The Angels made a trade, and this analyzes it.
Today, the Angles acquired Tyler Skaggs and Hector Santiago while relinquishing Mark Trumbo to the Diamondbacks, along with at least one prospect. The White Sox (who sent over Santiago) will acquire Adam Eaton, a center fielder for (formerly) the Diamondbacks.
Frankly, the Angels made out quite well. But how well they made out depends almost entirely on how high you are on Tyler Skaggs. Skaggs has a wicked curveball and solid change to go along with two fastballs (89/90 mph). However, despite his solid stuff, in both of his major league stints (stretching two years), he has been destroyed, never posting an FIP below 4.8 or an ERA below 5. His xFIP, however, was significantly better, as he posted a 3.95 last year. (xFIP is basically FIP adjusted by park and with a normalized home run rate. Ideally, it sets the bar equal for a pitcher in Seattle and Denver. Some pitchers never outperform their xFIP, since their stuff isn’t good enough to avoid home runs at the major league level.) Whether or not Skaggs can avoid the four-bagger has yet to be seen. After all, his ground rate is well below average across the board. It goes without saying that ground balls are never home runs. Pitcher with high ground ball rates typically don’t have high home run rates, given that they have adequate demand. This decidedly was not the case for Tyler Skaggs this year.
Fastball velocity is inversely correlated with home run rates, and in the former, Skaggs isn’t great either. The average fastball velocity across major league baseball (for starters) is 91.4 mph. so when I said Skaggs’ fastball was average, at least in terms of velocity, it isn’t– it’s actually below by about 2 miles per hour. (Important to note: this isn’t completely extraordinary, since lefties tend to have a lower average velocity. This makes pitchers Aroldis Chapman that much more unique.) This, combined with not-exceptional movement (though, ironically, his four seam fastball does show above average sink), makes him more prone to fly balls, and fly balls are more likely (obviously) to be home runs than ground balls.
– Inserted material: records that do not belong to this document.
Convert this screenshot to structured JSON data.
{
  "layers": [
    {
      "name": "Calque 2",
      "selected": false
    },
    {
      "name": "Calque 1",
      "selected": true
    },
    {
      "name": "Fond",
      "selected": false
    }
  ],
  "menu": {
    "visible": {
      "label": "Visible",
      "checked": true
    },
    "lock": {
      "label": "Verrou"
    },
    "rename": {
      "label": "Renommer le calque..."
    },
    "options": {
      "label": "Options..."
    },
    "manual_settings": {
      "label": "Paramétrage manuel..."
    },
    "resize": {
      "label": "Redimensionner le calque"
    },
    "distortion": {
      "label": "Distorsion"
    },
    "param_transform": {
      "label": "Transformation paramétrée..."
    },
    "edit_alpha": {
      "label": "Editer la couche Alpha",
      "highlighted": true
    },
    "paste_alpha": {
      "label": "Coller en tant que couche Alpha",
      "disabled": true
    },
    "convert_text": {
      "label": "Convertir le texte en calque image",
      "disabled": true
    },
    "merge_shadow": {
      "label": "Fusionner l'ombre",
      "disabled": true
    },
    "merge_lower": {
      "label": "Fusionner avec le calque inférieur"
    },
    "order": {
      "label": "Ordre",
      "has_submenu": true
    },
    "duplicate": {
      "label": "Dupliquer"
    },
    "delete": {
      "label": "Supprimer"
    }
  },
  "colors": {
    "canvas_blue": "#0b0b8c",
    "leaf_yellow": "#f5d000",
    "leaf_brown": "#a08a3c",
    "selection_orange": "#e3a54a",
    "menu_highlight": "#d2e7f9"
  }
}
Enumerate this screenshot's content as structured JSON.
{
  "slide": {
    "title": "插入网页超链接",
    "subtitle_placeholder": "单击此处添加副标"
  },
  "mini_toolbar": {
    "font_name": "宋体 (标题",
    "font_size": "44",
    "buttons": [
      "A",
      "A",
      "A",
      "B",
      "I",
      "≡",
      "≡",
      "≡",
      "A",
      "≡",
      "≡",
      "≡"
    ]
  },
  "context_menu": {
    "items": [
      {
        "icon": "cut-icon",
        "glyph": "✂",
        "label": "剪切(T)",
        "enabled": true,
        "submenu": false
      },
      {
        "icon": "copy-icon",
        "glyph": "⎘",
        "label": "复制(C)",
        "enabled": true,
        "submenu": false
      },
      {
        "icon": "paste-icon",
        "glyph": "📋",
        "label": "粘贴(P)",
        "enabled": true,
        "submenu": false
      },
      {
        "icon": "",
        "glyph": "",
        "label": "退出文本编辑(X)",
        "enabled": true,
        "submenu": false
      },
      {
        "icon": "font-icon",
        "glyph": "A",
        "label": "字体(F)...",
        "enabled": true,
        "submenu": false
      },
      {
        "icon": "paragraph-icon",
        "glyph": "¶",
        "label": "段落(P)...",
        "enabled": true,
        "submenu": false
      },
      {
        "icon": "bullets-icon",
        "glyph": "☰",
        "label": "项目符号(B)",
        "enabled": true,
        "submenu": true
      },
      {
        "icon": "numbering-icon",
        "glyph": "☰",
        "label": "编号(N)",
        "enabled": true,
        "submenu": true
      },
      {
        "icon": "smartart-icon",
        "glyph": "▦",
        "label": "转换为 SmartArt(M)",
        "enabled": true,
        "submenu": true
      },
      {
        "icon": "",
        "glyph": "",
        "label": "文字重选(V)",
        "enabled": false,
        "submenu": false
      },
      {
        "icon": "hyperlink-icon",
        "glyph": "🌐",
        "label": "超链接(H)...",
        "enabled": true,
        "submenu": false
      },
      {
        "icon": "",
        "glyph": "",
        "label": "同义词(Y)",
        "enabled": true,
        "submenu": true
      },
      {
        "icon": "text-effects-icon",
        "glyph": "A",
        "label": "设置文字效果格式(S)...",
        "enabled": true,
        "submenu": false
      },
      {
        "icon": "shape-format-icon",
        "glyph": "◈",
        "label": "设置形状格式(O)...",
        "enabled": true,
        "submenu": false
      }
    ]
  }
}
Fly balls are also less likely to land for a hit, which is why his exceptionally high batting average (.308) and wRC+ (201, which is not good) against his four-seam fastball are a bit odd. His two-seamer is a bit better in that regard (.294/145), but even then it really isn’t a great pitch (at least using batted ball metrics). Batted ball metrics will fluctuate game-by-game and season-by-season, but the fact that he’s been rocked for two straight years is a bit concerning. Considering the fact that he really doesn’t have much velocity to play around with, he may always post above average home-run rates. Whether his fastball still allows lots of contact will fluctuate on the season, but he will probably improve in that regard with age.
One last concern: his fastball may be pounded because he has rather poor extension on the ball. Behind a pay wall, Doug Thorburn (writing for Baseball Prospectus in a pay-walled column) gives Skaggs literally the minimum grade for extension. Extension matters since it makes ever pitch relatively faster. In other words, a 90 mph pitch travels 132 feet per second, or .416 per 55 feet (roughly the distance from the pitcher’s hand to the plate.) If that 55 feet can be reduced by just two feet, the pitch arrives in .4015 seconds, or roughly the same time as a fastball 3 mph faster from 55 feet. Those two feet makes the 90 mph pitch (to the batter) look like a 93 mph pitch, which is a huge jump. (*Note: feel free to check my math. It could very well be wrong. But release distance does play a role in relative velocity.) In this regard, according to Thorburn, Skaggs is awful. This could make his already-mediocre fastball seem even slower, which could explain the home run issues. If this is the case, hitters will probably hit Skaggs’ fastball well for the majority of his career assuming nothing changes.
These are all of his faults. He does have other positive qualities. His curveball is truly excellent, and part of the reason for his struggles were due to a lack of fastball command. If he gets that sorted out, his fastball will begin to play better in games, though it may never be a particularly great pitch. Assuming he does, he should be a solid #3 option.
On the Hector Santiago front, I confess I know little. What I do know is that his peripherals point to a decline next season. Steamer projects a 4.64 ERA in 144 innings. In other words, a fifth starter. Santiago has an above average fly ball rate and the Angels have Mike Trout and Peter Bourjous, so his ERA may be a bit lower (I don’t know if Steamer adjusted for his team or not.) Using no math whatsoever, I’m going to project a 4.3. He may very well beat it.
How This Impacts the Rangers
The Angels did quite well in the trade, though how much a (to this point) home run-challenged pitcher will succeed in Arlington has yet to be seen. Still, this should make the AL West race a bit tighter, though the A’s and Rangers should still battle for first, with Anaheim and Seattle duking it out for third. The Angels are the favorite for third, and could make things interesting. But unless Albert Pujols comes alive this season in a big way (doubtful) and Josh Hamilton bounces back (more likely) the Angels will still be an expensive flop and the Rangers still a division-crown contender.